In Game 4, Butler banged knees with a Celtic and it impacted him during Game 5, as Vincent Goodwill detailed at CSNChicago.com.

But he could only muster two shots and barely seemed to push off on his left foot—his lead foot, and it hampered what the Bulls could do late as he was their prime fourth-quarter performer.

He couldn’t even go straight up on a jumper over the diminutive Isaiah Thomas without pump-faking, throwing off his rhythm. He wouldn’t elaborate on the injury, although he said it happened during the second half of Game 4 on Sunday night when he collided with a Celtics player.

“I’m good.

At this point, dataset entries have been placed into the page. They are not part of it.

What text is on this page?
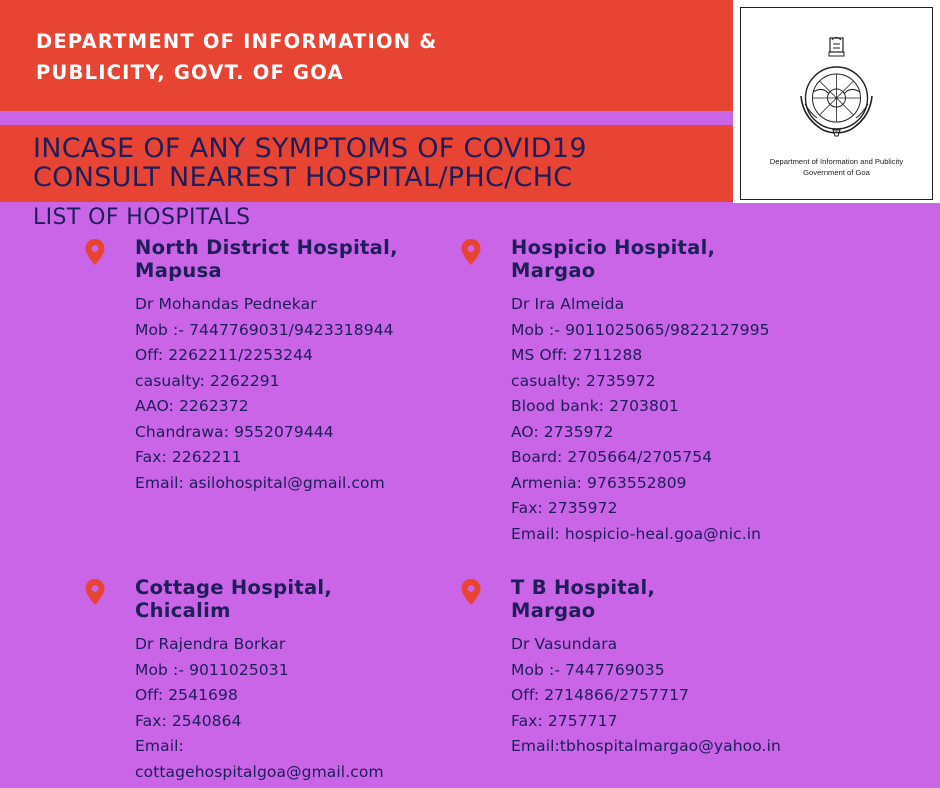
DEPARTMENT OF INFORMATION &
PUBLICITY, GOVT. OF GOA
INCASE OF ANY SYMPTOMS OF COVID19
CONSULT NEAREST HOSPITAL/PHC/CHC
LIST OF HOSPITALS
Department of Information and Publicity
Government of Goa
North District Hospital,
Mapusa
Dr Mohandas Pednekar
Mob :- 7447769031/9423318944
Off: 2262211/2253244
casualty: 2262291
AAO: 2262372
Chandrawa: 9552079444
Fax: 2262211
Email: asilohospital@gmail.com
Hospicio Hospital,
Margao
Dr Ira Almeida
Mob :- 9011025065/9822127995
MS Off: 2711288
casualty: 2735972
Blood bank: 2703801
AO: 2735972
Board: 2705664/2705754
Armenia: 9763552809
Fax: 2735972
Email: hospicio-heal.goa@nic.in
Cottage Hospital,
Chicalim
Dr Rajendra Borkar
Mob :- 9011025031
Off: 2541698
Fax: 2540864
Email:
cottagehospitalgoa@gmail.com
T B Hospital,
Margao
Dr Vasundara
Mob :- 7447769035
Off: 2714866/2757717
Fax: 2757717
Email:tbhospitalmargao@yahoo.in
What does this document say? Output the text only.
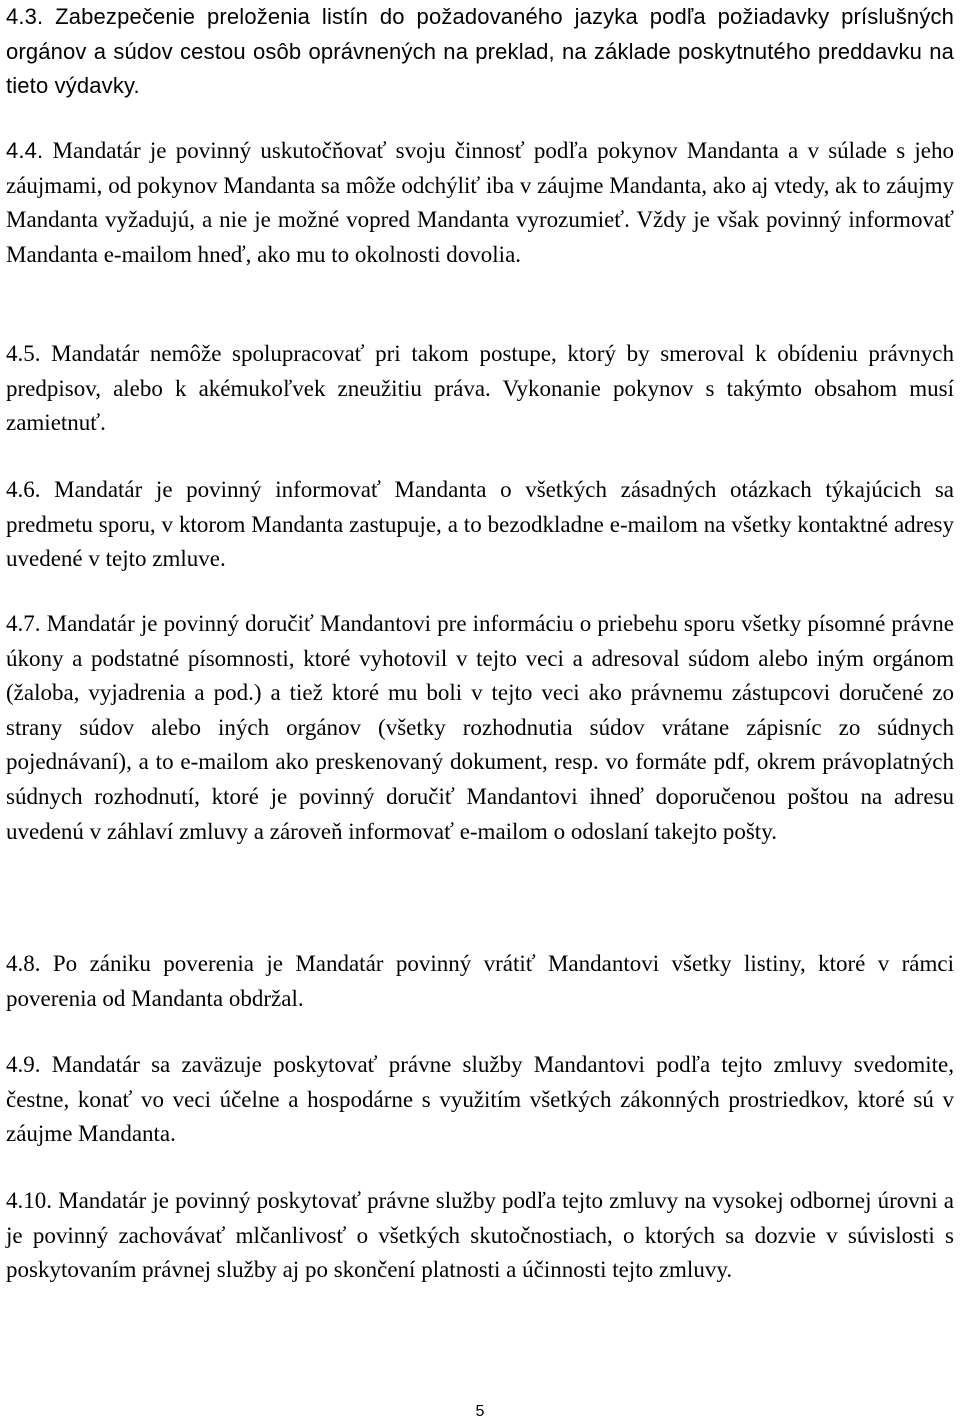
4.3. Zabezpečenie preloženia listín do požadovaného jazyka podľa požiadavky príslušných orgánov a súdov cestou osôb oprávnených na preklad, na základe poskytnutého preddavku na tieto výdavky.

4.4. Mandatár je povinný uskutočňovať svoju činnosť podľa pokynov Mandanta a v súlade s jeho záujmami, od pokynov Mandanta sa môže odchýliť iba v záujme Mandanta, ako aj vtedy, ak to záujmy Mandanta vyžadujú, a nie je možné vopred Mandanta vyrozumieť. Vždy je však povinný informovať Mandanta e-mailom hneď, ako mu to okolnosti dovolia.

4.5. Mandatár nemôže spolupracovať pri takom postupe, ktorý by smeroval k obídeniu právnych predpisov, alebo k akémukoľvek zneužitiu práva. Vykonanie pokynov s takýmto obsahom musí zamietnuť.

4.6. Mandatár je povinný informovať Mandanta o všetkých zásadných otázkach týkajúcich sa predmetu sporu, v ktorom Mandanta zastupuje, a to bezodkladne e-mailom na všetky kontaktné adresy uvedené v tejto zmluve.

4.7. Mandatár je povinný doručiť Mandantovi pre informáciu o priebehu sporu všetky písomné právne úkony a podstatné písomnosti, ktoré vyhotovil v tejto veci a adresoval súdom alebo iným orgánom (žaloba, vyjadrenia a pod.) a tiež ktoré mu boli v tejto veci ako právnemu zástupcovi doručené zo strany súdov alebo iných orgánov (všetky rozhodnutia súdov vrátane zápisníc zo súdnych pojednávaní), a to e-mailom ako preskenovaný dokument, resp. vo formáte pdf, okrem právoplatných súdnych rozhodnutí, ktoré je povinný doručiť Mandantovi ihneď doporučenou poštou na adresu uvedenú v záhlaví zmluvy a zároveň informovať e-mailom o odoslaní takejto pošty.

4.8. Po zániku poverenia je Mandatár povinný vrátiť Mandantovi všetky listiny, ktoré v rámci poverenia od Mandanta obdržal.

4.9. Mandatár sa zaväzuje poskytovať právne služby Mandantovi podľa tejto zmluvy svedomite, čestne, konať vo veci účelne a hospodárne s využitím všetkých zákonných prostriedkov, ktoré sú v záujme Mandanta.

4.10. Mandatár je povinný poskytovať právne služby podľa tejto zmluvy na vysokej odbornej úrovni a je povinný zachovávať mlčanlivosť o všetkých skutočnostiach, o ktorých sa dozvie v súvislosti s poskytovaním právnej služby aj po skončení platnosti a účinnosti tejto zmluvy.

5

Everyone’s a little nicked up; I’ll be all right,” Butler said in the locker room.

K.C. Johnson of the Chicago Tribune added this detail.

Boston has done a good job of limiting the number of times Isaiah Thomas is exposed on defense, having to cover Wade or Butler. Essentially, the Celtics switch in sort of a matchup zone to keep IT covering a shooter on the wing, even if his man goes up and sets the pick. Zone’s can be exposed (there’s a reason they’re more a change-of-pace rather than a basic set defense in the NBA), but it involves getting into the middle, getting into the paint. Which comes back to driving the ball and pushing off, things that Butler is struggling to do at his usual level.

There are a lot of other factors favoring Boston in Game 6, but if Chicago is going to force a Game 7 Sunday they need Butler to be an All-NBA level player.